- Racing silks of Per Incanto
- Sire: Street Cry (IRE)
- Dam: Pappa Reale (GB)
- Sex: Stallion
- Foaled: 14 March 2004
- Country: United States
- Colour: Bay
- Breeder: Scuderia Archi Romani
- Owner: Scuderia Archi Romani
- Trainer: Roberto Brogi
- Record: 13:6-1-0
- Earnings: US$167,047

Major wins
- Premio Tudini (2007)

= Per Incanto =

American-bred thoroughbred racehorse and stud stallion

Per Incanto (foaled 2004) is a Thoroughbred racehorse who won the Group 3 Premio Tudini at age 3 and has gone on to forge a successful career as a stud stallion, siring a number of Group 1 winners.

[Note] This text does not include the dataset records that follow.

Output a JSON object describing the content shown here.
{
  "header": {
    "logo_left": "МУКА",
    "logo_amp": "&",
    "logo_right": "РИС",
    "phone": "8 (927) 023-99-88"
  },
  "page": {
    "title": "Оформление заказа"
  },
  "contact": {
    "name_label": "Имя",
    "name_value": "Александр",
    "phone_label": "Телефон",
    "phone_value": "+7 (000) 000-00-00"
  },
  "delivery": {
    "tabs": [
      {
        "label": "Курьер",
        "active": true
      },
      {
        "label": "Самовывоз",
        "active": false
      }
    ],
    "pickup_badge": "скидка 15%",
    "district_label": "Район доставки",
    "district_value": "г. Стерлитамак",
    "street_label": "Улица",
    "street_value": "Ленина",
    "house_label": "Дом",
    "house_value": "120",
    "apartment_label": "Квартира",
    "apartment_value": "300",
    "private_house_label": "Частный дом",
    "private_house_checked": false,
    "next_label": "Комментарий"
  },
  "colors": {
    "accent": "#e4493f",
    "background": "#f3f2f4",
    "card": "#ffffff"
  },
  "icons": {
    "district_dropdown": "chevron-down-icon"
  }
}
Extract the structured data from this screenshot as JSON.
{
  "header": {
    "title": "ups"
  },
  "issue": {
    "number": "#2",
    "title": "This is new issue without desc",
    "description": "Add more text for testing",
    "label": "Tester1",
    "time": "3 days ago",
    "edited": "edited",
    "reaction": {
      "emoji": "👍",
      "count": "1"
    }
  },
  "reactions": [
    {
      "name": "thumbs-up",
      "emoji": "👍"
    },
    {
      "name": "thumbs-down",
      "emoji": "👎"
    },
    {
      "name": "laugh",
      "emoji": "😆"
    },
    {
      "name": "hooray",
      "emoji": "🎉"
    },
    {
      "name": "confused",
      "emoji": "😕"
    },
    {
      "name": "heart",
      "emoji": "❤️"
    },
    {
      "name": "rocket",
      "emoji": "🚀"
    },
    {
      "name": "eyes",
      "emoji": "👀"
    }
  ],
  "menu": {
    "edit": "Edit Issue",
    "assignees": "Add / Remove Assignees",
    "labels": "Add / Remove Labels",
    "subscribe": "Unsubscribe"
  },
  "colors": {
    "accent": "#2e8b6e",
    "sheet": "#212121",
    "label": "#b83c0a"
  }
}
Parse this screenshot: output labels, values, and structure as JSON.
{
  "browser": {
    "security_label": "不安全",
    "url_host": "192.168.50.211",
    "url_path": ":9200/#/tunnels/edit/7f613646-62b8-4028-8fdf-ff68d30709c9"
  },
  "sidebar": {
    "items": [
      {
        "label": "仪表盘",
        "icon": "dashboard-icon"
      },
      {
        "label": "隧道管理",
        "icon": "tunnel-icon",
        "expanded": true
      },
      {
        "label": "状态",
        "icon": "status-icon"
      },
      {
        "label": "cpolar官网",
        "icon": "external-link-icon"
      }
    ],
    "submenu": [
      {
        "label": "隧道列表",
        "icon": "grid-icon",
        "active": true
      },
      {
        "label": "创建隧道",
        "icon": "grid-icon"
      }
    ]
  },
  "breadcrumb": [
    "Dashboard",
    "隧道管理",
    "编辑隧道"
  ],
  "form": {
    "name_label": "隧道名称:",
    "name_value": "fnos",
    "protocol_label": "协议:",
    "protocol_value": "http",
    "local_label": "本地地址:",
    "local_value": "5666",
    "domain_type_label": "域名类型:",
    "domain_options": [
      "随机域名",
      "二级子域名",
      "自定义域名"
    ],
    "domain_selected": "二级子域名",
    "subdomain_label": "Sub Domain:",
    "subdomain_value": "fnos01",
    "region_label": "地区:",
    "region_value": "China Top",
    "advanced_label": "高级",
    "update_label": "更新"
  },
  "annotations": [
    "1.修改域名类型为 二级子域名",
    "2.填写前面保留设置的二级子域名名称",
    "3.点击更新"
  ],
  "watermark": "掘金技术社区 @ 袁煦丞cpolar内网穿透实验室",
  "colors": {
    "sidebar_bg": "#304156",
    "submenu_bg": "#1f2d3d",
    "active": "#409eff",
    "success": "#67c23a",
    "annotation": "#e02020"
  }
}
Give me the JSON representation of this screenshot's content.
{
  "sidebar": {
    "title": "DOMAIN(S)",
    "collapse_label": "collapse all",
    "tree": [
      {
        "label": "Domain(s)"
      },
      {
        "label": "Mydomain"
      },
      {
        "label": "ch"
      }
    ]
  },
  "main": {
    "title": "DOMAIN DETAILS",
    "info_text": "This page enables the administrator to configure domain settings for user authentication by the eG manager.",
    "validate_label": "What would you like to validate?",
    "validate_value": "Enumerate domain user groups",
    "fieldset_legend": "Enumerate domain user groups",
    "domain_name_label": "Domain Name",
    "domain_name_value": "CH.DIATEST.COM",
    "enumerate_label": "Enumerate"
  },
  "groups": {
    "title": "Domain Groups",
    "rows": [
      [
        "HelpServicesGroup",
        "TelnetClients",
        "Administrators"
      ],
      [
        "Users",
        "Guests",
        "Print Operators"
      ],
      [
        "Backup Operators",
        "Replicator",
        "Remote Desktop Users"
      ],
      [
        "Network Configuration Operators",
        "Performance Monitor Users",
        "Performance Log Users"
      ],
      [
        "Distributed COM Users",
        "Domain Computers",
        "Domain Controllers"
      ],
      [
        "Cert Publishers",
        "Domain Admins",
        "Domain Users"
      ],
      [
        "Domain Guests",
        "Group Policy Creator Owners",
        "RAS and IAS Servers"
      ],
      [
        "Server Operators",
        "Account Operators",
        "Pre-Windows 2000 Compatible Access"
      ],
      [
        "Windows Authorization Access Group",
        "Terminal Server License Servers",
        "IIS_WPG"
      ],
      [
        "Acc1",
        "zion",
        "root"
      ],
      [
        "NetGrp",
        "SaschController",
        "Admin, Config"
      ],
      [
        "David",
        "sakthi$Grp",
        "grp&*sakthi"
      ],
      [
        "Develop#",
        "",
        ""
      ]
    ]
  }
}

He was bred by Scuderia Archi Romani.

==Racing career==

Per Incanto's wins were:

- September 2006 - Premio Brook (1200m), Rome
- November 2006 - Premio Olimpio (1200m), Rome
- March 2007 - Premio Trofeo Breez-Up (1400m), Rome
- April 2007 - Premio dei Laghu (1200m), Milan
- May 2007 - Premio Tudini (1200m Group 3), Rome, ridden by Gabriele Bietolini.
- March 2009 - Allowance Optional Claiming (1200m) at Aqueduct Racetrack, USA.

==Stud career==

Per Incanto stands at the Little Avondale Stud in the Wairarapa, New Zealand. He started his career with a low fee of NZ$4,000. However, in the 2014/15 season he became the:
- leading first-season sire in New Zealand by winners.
- runner-up sire for 2-year-olds.

In the 2020-21 Hong Kong racing season Per Incanto finished top of the stallion premiership for:

- winners (17), ahead of Exceed And Excel and Snitzel,
- wins (30), ahead of Snitzel and Deep Field.

Per Incanto's 2024 Service Fee was $NZ50,000 (+ GST). From 2025 he was joined at Little Avalon by his son, Little Brose, the 2022 Blue Diamond Stakes winner.

===Notable progeny===

c = colt, f = filly/mare, g = gelding

| Foaled | Name | Sex | Dam | Damsire | Major wins |
|---|---|---|---|---|---|
| 2012 | Dal Cielo | g | Cent From Heaven | Centaine | 2015 Diamond Stakes |
| 2012 | Shadows Cast | g | Ages Past | Slavic (1987) | 2019 Thorndon Mile |
| 2013 | Santa Monica | f | Monarch | Volksraad (GB) | 2019 Railway Stakes |
| 2016 | Roch 'n' Horse | f | Rochfort | Cecconi | 2022 Newmarket Handicap 2022 Champions Sprint (VRC) |
| 2017 | Belclare | f | Miss Rhythmic (NZ) | O'Reilly | 2023 & 2024 New Zealand Thoroughbred Breeders Stakes |
| 2017 | Bonham | f | Fortune's Choice (Aus) | Redoute's Choice (Aus) | 2021 Levin Classic |
| 2019 | Jimmysstar | g | Anniesstar (NZ) | Zed (NZ) | 2025 Oakleigh Plate 2025 All Aged Stakes 2025 C F Orr Stakes 2026 Manikato Stakes |
| 2020 | Little Brose | c | Mohegan Sky (USA) | Straight Man (USA) | 2022 Blue Diamond Stakes |

Per Incanto is the Dam Sire of Hong Kong Sprint winner Ka Ying Rising (Shamexpress - Missy Moo).